In un progetto incentrato sul cliente, l'output è una strategia per mostrare la strada da percorrere e il design dell'esperienza del cliente sta informando su come arrivarci. Questo tipo di progetto richiede un diverso tipo di persona: li chiamiamo archetipi comportamentali.

Lo scopo è quello di educare le parti interessate nell'azienda cliente (esterne al team di progettazione) sui loro clienti esistenti in modo che possano adattare i loro obiettivi di business a un servizio migliore.
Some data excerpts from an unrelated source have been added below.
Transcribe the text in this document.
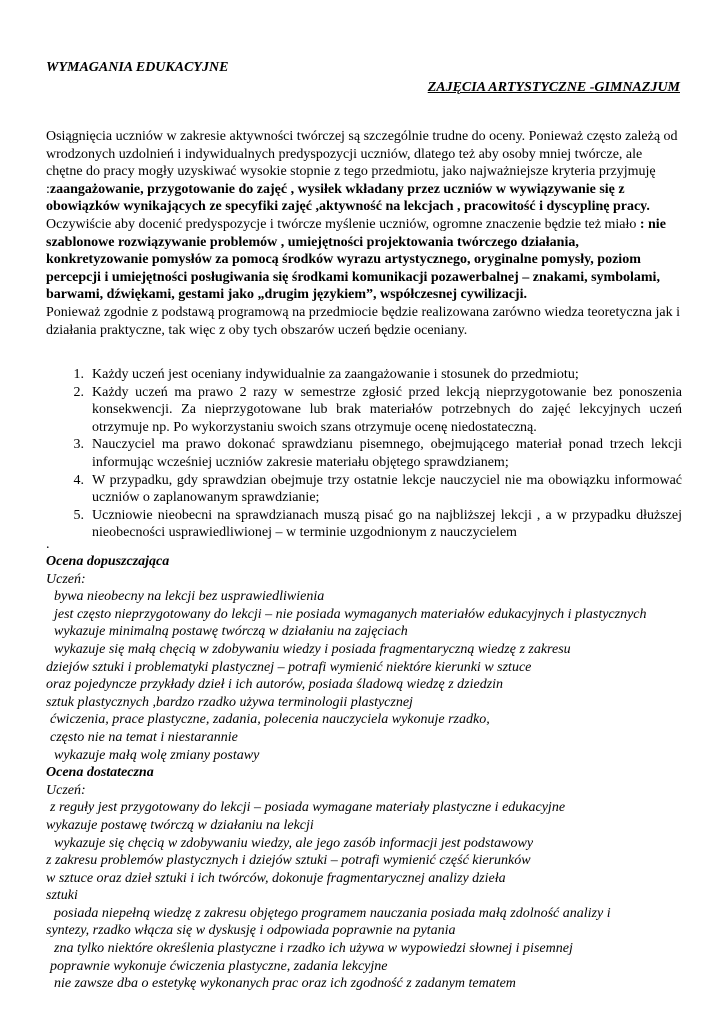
WYMAGANIA EDUKACYJNE
ZAJĘCIA ARTYSTYCZNE -GIMNAZJUM

Osiągnięcia uczniów w zakresie aktywności twórczej są szczególnie trudne do oceny. Ponieważ często zależą od wrodzonych uzdolnień i indywidualnych predyspozycji uczniów, dlatego też aby osoby mniej twórcze, ale chętne do pracy mogły uzyskiwać wysokie stopnie z tego przedmiotu, jako najważniejsze kryteria przyjmuję :zaangażowanie, przygotowanie do zajęć , wysiłek wkładany przez uczniów w wywiązywanie się z obowiązków wynikających ze specyfiki zajęć ,aktywność na lekcjach , pracowitość i dyscyplinę pracy.

Oczywiście aby docenić predyspozycje i twórcze myślenie uczniów, ogromne znaczenie będzie też miało : nie szablonowe rozwiązywanie problemów , umiejętności projektowania twórczego działania, konkretyzowanie pomysłów za pomocą środków wyrazu artystycznego, oryginalne pomysły, poziom percepcji i umiejętności posługiwania się środkami komunikacji pozawerbalnej – znakami, symbolami, barwami, dźwiękami, gestami jako „drugim językiem”, współczesnej cywilizacji.

Ponieważ zgodnie z podstawą programową na przedmiocie będzie realizowana zarówno wiedza teoretyczna jak i działania praktyczne, tak więc z oby tych obszarów uczeń będzie oceniany.

1. Każdy uczeń jest oceniany indywidualnie za zaangażowanie i stosunek do przedmiotu;
2. Każdy uczeń ma prawo 2 razy w semestrze zgłosić przed lekcją nieprzygotowanie bez ponoszenia konsekwencji. Za nieprzygotowane lub brak materiałów potrzebnych do zajęć lekcyjnych uczeń otrzymuje np. Po wykorzystaniu swoich szans otrzymuje ocenę niedostateczną.
3. Nauczyciel ma prawo dokonać sprawdzianu pisemnego, obejmującego materiał ponad trzech lekcji informując wcześniej uczniów zakresie materiału objętego sprawdzianem;
4. W przypadku, gdy sprawdzian obejmuje trzy ostatnie lekcje nauczyciel nie ma obowiązku informować uczniów o zaplanowanym sprawdzianie;
5. Uczniowie nieobecni na sprawdzianach muszą pisać go na najbliższej lekcji , a w przypadku dłuższej nieobecności usprawiedliwionej – w terminie uzgodnionym z nauczycielem
.
Ocena dopuszczająca
Uczeń:
bywa nieobecny na lekcji bez usprawiedliwienia
jest często nieprzygotowany do lekcji – nie posiada wymaganych materiałów edukacyjnych i plastycznych
wykazuje minimalną postawę twórczą w działaniu na zajęciach
wykazuje się małą chęcią w zdobywaniu wiedzy i posiada fragmentaryczną wiedzę z zakresu
dziejów sztuki i problematyki plastycznej – potrafi wymienić niektóre kierunki w sztuce
oraz pojedyncze przykłady dzieł i ich autorów, posiada śladową wiedzę z dziedzin
sztuk plastycznych ,bardzo rzadko używa terminologii plastycznej
ćwiczenia, prace plastyczne, zadania, polecenia nauczyciela wykonuje rzadko,
często nie na temat i niestarannie
wykazuje małą wolę zmiany postawy
Ocena dostateczna
Uczeń:
z reguły jest przygotowany do lekcji – posiada wymagane materiały plastyczne i edukacyjne
wykazuje postawę twórczą w działaniu na lekcji
wykazuje się chęcią w zdobywaniu wiedzy, ale jego zasób informacji jest podstawowy
z zakresu problemów plastycznych i dziejów sztuki – potrafi wymienić część kierunków
w sztuce oraz dzieł sztuki i ich twórców, dokonuje fragmentarycznej analizy dzieła
sztuki
posiada niepełną wiedzę z zakresu objętego programem nauczania posiada małą zdolność analizy i
syntezy, rzadko włącza się w dyskusję i odpowiada poprawnie na pytania
zna tylko niektóre określenia plastyczne i rzadko ich używa w wypowiedzi słownej i pisemnej
poprawnie wykonuje ćwiczenia plastyczne, zadania lekcyjne
nie zawsze dba o estetykę wykonanych prac oraz ich zgodność z zadanym tematem
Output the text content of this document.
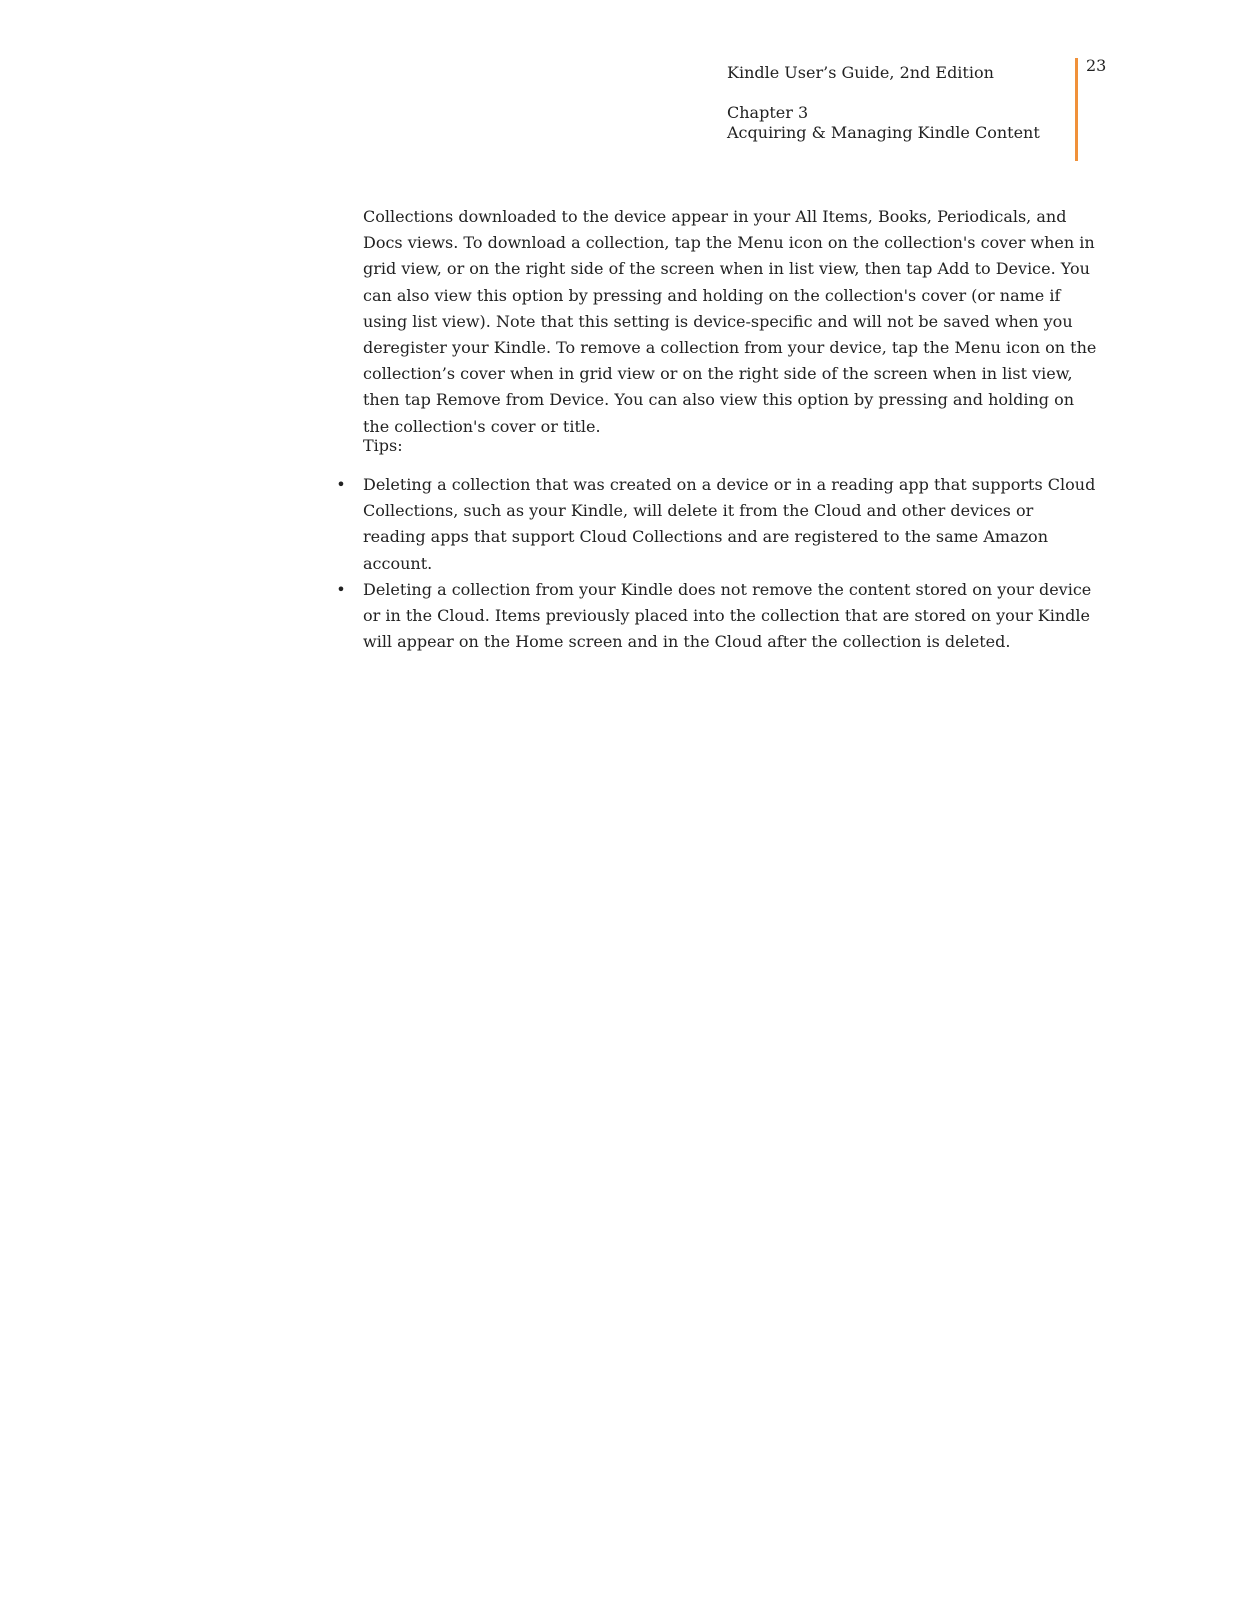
Kindle User’s Guide, 2nd Edition

Chapter 3

Acquiring & Managing Kindle Content

23

Collections downloaded to the device appear in your All Items, Books, Periodicals, and Docs views. To download a collection, tap the Menu icon on the collection's cover when in grid view, or on the right side of the screen when in list view, then tap Add to Device. You can also view this option by pressing and holding on the collection's cover (or name if using list view). Note that this setting is device-specific and will not be saved when you deregister your Kindle. To remove a collection from your device, tap the Menu icon on the collection’s cover when in grid view or on the right side of the screen when in list view, then tap Remove from Device. You can also view this option by pressing and holding on the collection's cover or title.

Tips:

• Deleting a collection that was created on a device or in a reading app that supports Cloud Collections, such as your Kindle, will delete it from the Cloud and other devices or reading apps that support Cloud Collections and are registered to the same Amazon account.
• Deleting a collection from your Kindle does not remove the content stored on your device or in the Cloud. Items previously placed into the collection that are stored on your Kindle will appear on the Home screen and in the Cloud after the collection is deleted.
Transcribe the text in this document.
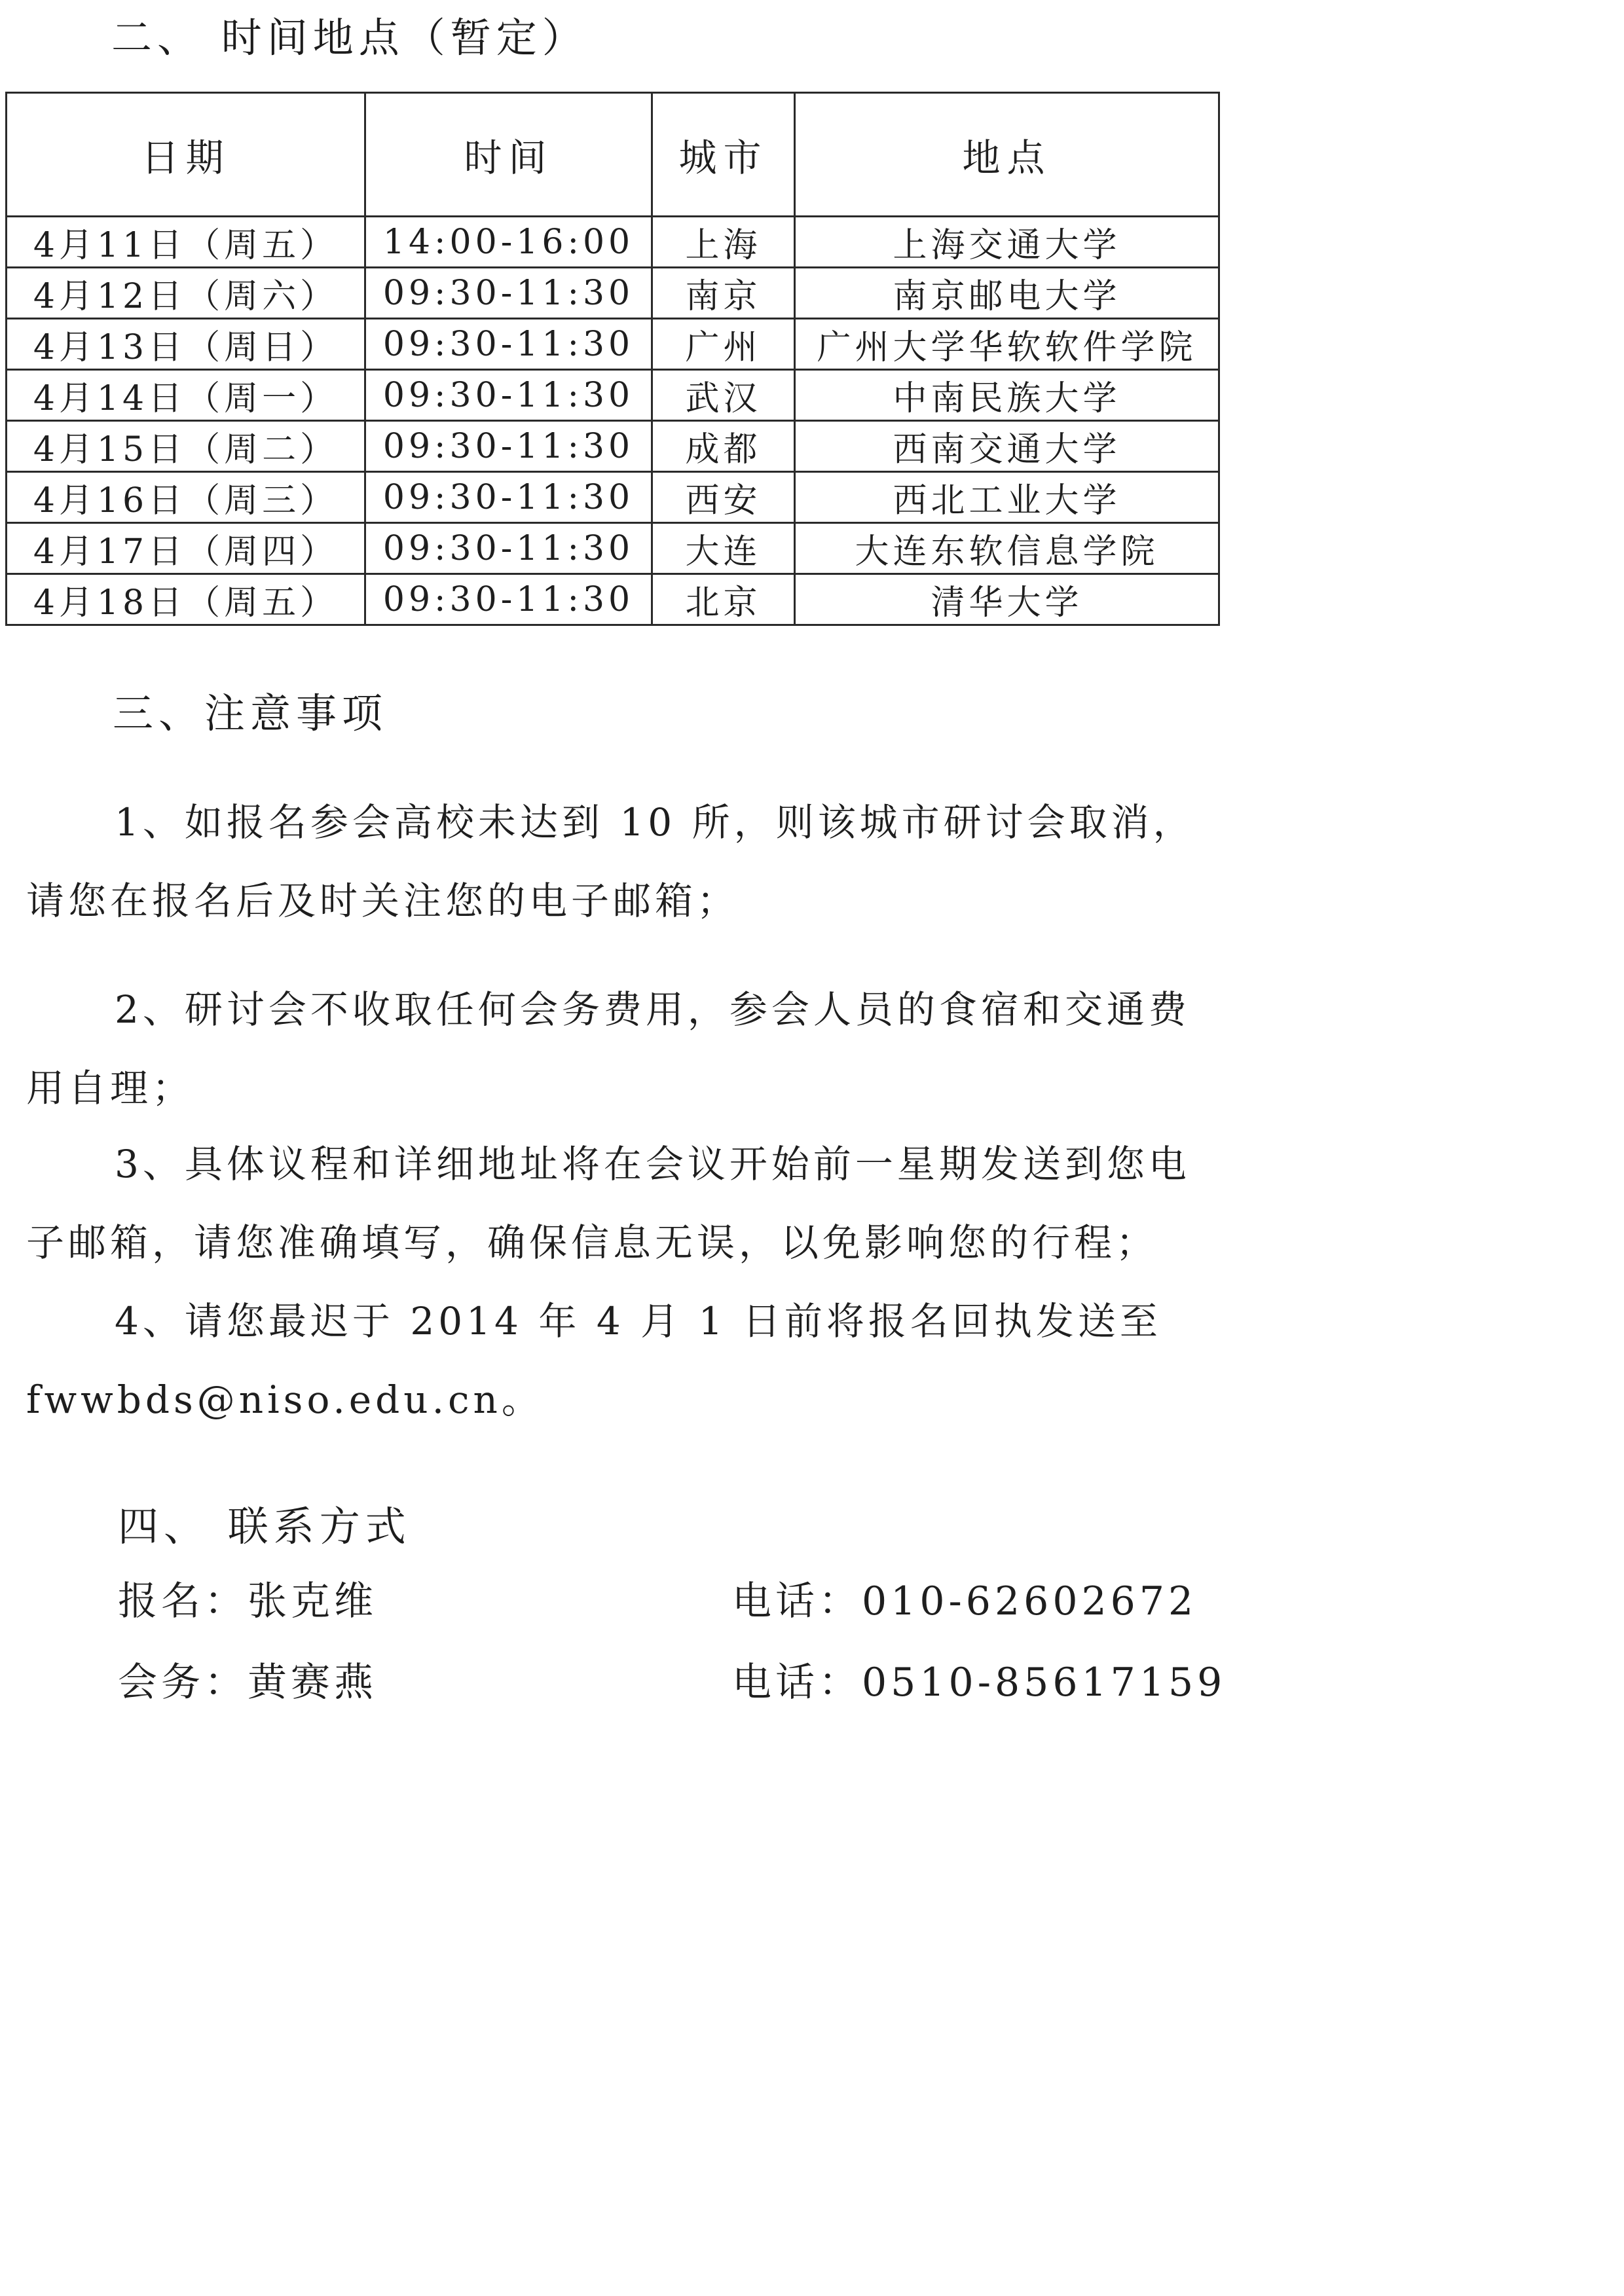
二、 时间地点（暂定）
日期	时间	城市	地点
4月11日（周五）	14:00-16:00	上海	上海交通大学
4月12日（周六）	09:30-11:30	南京	南京邮电大学
4月13日（周日）	09:30-11:30	广州	广州大学华软软件学院
4月14日（周一）	09:30-11:30	武汉	中南民族大学
4月15日（周二）	09:30-11:30	成都	西南交通大学
4月16日（周三）	09:30-11:30	西安	西北工业大学
4月17日（周四）	09:30-11:30	大连	大连东软信息学院
4月18日（周五）	09:30-11:30	北京	清华大学
三、注意事项

1、如报名参会高校未达到 10 所，则该城市研讨会取消，请您在报名后及时关注您的电子邮箱；

2、研讨会不收取任何会务费用，参会人员的食宿和交通费用自理；

3、具体议程和详细地址将在会议开始前一星期发送到您电子邮箱，请您准确填写，确保信息无误，以免影响您的行程；

4、请您最迟于 2014 年 4 月 1 日前将报名回执发送至fwwbds@niso.edu.cn。

四、 联系方式
报名：张克维	电话：010-62602672
会务：黄赛燕	电话：0510-85617159
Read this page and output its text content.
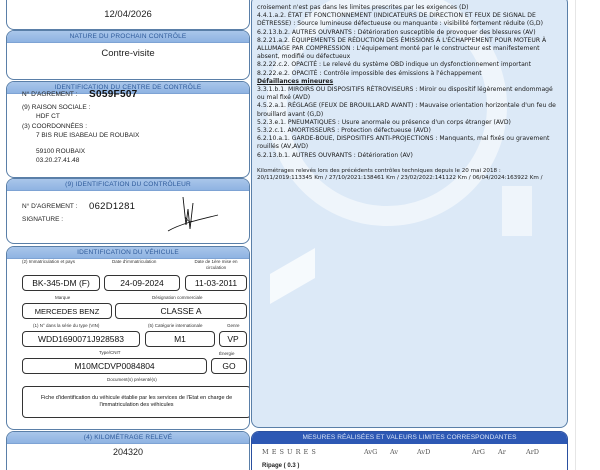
12/04/2026
NATURE DU PROCHAIN CONTRÔLE
Contre-visite
IDENTIFICATION DU CENTRE DE CONTRÔLE
N° D'AGREMENT : S059F507
(9) RAISON SOCIALE :
HDF CT
(3) COORDONNÉES :
7 BIS RUE ISABEAU DE ROUBAIX
59100 ROUBAIX
03.20.27.41.48
(9) IDENTIFICATION DU CONTRÔLEUR
N° D'AGREMENT : 062D1281
SIGNATURE :
IDENTIFICATION DU VÉHICULE
(2) Immatriculation et pays	Date d'immatriculation	Date de 1ère mise en circulation
BK-345-DM (F)	24-09-2024	11-03-2011
Marque	Désignation commerciale
MERCEDES BENZ	CLASSE A
(1) N° dans la série du type (VIN)	(5) Catégorie internationale	Genre
WDD1690071J928583	M1	VP
Type/CNIT	Énergie
M10MCDVP0084804	GO
Document(s) présenté(s)
Fiche d'identification du véhicule établie par les services de l'Etat en charge de l'immatriculation des véhicules
(4) KILOMÉTRAGE RELEVÉ
204320
croisement n'est pas dans les limites prescrites par les exigences (D)
4.4.1.a.2. ÉTAT ET FONCTIONNEMENT (INDICATEURS DE DIRECTION ET FEUX DE SIGNAL DE DÉTRESSE) : Source lumineuse défectueuse ou manquante : visibilité fortement réduite (G,D)
6.2.13.b.2. AUTRES OUVRANTS : Détérioration susceptible de provoquer des blessures (AV)
8.2.21.a.2. ÉQUIPEMENTS DE RÉDUCTION DES ÉMISSIONS À L'ÉCHAPPEMENT POUR MOTEUR À ALLUMAGE PAR COMPRESSION : L'équipement monté par le constructeur est manifestement absent, modifié ou défectueux
8.2.22.c.2. OPACITÉ : Le relevé du système OBD indique un dysfonctionnement important
8.2.22.e.2. OPACITÉ : Contrôle impossible des émissions à l'échappement
Défaillances mineures
3.3.1.b.1. MIROIRS OU DISPOSITIFS RÉTROVISEURS : Miroir ou dispositif légèrement endommagé ou mal fixé (AVD)
4.5.2.a.1. RÉGLAGE (FEUX DE BROUILLARD AVANT) : Mauvaise orientation horizontale d'un feu de brouillard avant (G,D)
5.2.3.e.1. PNEUMATIQUES : Usure anormale ou présence d'un corps étranger (AVD)
5.3.2.c.1. AMORTISSEURS : Protection défectueuse (AVD)
6.2.10.a.1. GARDE-BOUE, DISPOSITIFS ANTI-PROJECTIONS : Manquants, mal fixés ou gravement rouillés (AV,AVD)
6.2.13.b.1. AUTRES OUVRANTS : Détérioration (AV)
Kilométrages relevés lors des précédents contrôles techniques depuis le 20 mai 2018 :
20/11/2019:113345 Km / 27/10/2021:138461 Km / 23/02/2022:141122 Km / 06/04/2024:163922 Km /
MESURES RÉALISÉES ET VALEURS LIMITES CORRESPONDANTES
M E S U R E S	AvG Av	AvD	ArG Ar	ArD
Ripage ( 0.3 )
Ciò è necessario perché tradizionalmente le aziende si concentrano principalmente sul proprio prodotto e su ciò che è importante per l'azienda, ma tendono a dimenticare (o non sapere affatto) ciò che è importante per i propri clienti.

Il termine archetipo comportamentale è più accurato in quanto si riferisce a un tipico esempio di comportamenti del cliente che è caratteristico di un sottoinsieme di gruppo del pubblico, mentre il termine persona rappresenta una rappresentazione di una persona individuale che porta molta soggettività.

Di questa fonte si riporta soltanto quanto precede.